There’s a conflict of interest that’s important here, too. Dr. Romero-Ortega is a well-established neuroscientist and professor of neurology and plastic surgery — and he’s also the founder and Chief Scientific Officer for “Nerve Solutions Inc.,” a company which is currently “ below the radar” because it’s having “market challenges” selling the devices he invented, including one he claims can relieve pain by limiting the formation of neuromas.

But in the RF paper, he claimed that he didn’t have any patents to disclose. Done like this, it really looks like he had a saleable idea, but realized ex post facto that he needed some science to support his marketing claims. It wouldn’t be the first time a scientist has taken real research, used it to lampshade pseudoscience, and co-opted it to turn a profit off the less scientifically literate. The university’s own press release goes on to say that their next step should be building a device people can use to block RF signals. Charging people in pain for Faraday cages to block RF signals? Either this is groundbreaking, game-changing original research that just hasn’t hit the mainstream yet, or it’s one slick infomercial removed from tinfoil hats.

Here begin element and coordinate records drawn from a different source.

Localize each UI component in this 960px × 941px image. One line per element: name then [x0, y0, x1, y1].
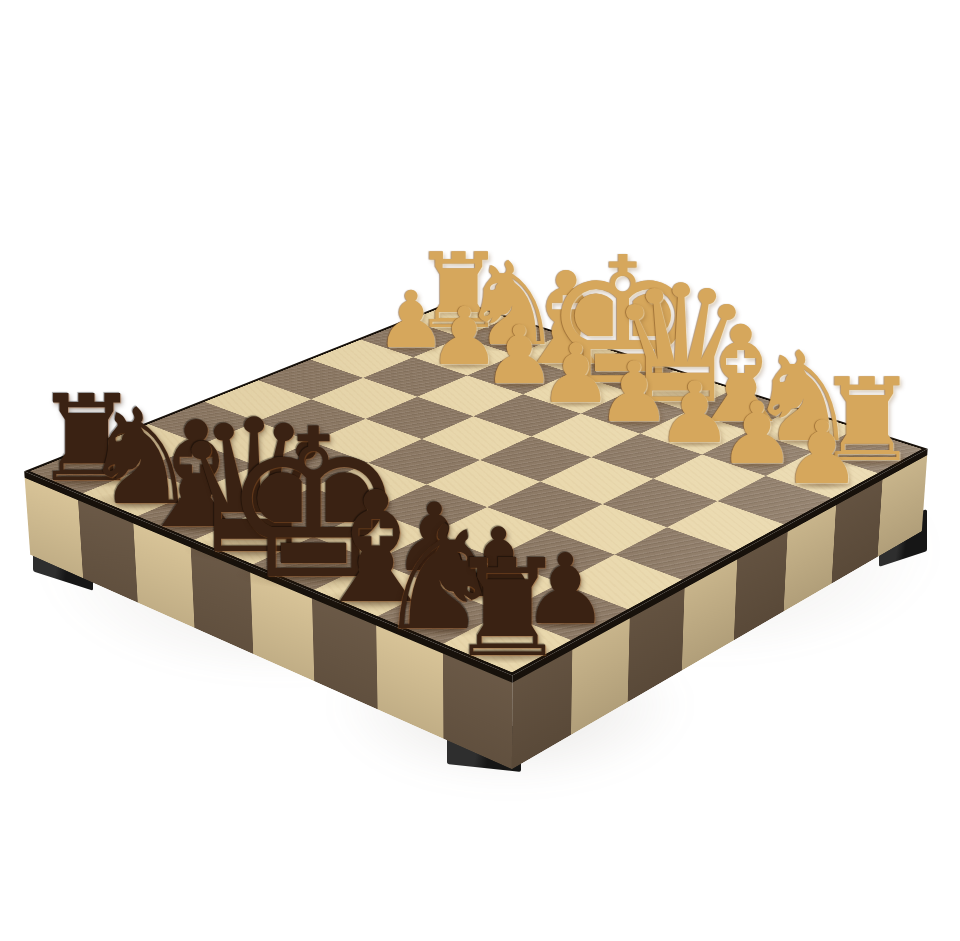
black-rook-glyph: ♜ [447, 542, 567, 676]
white-pawn-glyph: ♟ [783, 411, 861, 498]
piece-white-pawn-a2[interactable]: ♟ [783, 411, 861, 498]
square-b4[interactable] [603, 479, 718, 528]
piece-black-rook-a8[interactable]: ♜ [447, 542, 567, 676]
square-c4[interactable] [540, 457, 653, 504]
chess-product-photo: ♜♞♝♚♛♝♞♜♟♟♟♟♟♟♟♟♟♟♟♜♞♝♛♚♝♞♜ [0, 0, 960, 941]
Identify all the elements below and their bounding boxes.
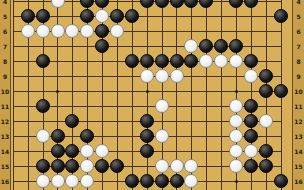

Now let me be very clear. I am not trying to deride people who have unexplained problems, just because my thoughts on the etiology of the problems differs from theirs. Nor do I wish to disparage Maj. Underwood’s experiences or Dr. Romero-Ortega’s research. Amputees have experienced shocking pains since long before cell towers were conceived.

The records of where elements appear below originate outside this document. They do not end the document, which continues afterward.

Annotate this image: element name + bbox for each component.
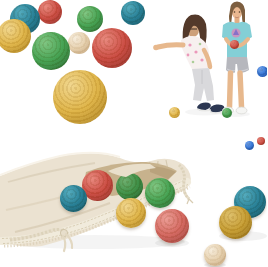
- blue-ball-small: [245, 141, 254, 150]
- blue-ball-right-edge: [257, 66, 268, 77]
- green-ball-at-feet: [222, 108, 232, 118]
- red-ball-by-bag: [155, 209, 189, 243]
- balls-layer-over: [0, 0, 267, 267]
- yellow-ball-by-bag: [116, 198, 146, 228]
- red-ball-small: [257, 137, 265, 145]
- product-photo-collage: [0, 0, 267, 267]
- red-ball-in-hands: [230, 40, 239, 49]
- green-ball-by-bag: [145, 178, 175, 208]
- yellow-ball-at-feet: [169, 107, 180, 118]
- yellow-ball-bottom-right: [219, 206, 252, 239]
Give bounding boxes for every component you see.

In medicine, the saying goes, pain is whatever the experiencing person says it is. Nobody’s saying amputees don’t have pain. It’s just that we are dancing on the edge of Ockham’s razor in trying to say it’s the cell towers causing pain. Extraordinary claims require extraordinary evidence, and a single conflicted study does not constitute extraordinary evidence. Science is supposed to be accessible to everybody. The only way we can keep it like that is by being scrupulously honest about what we can claim.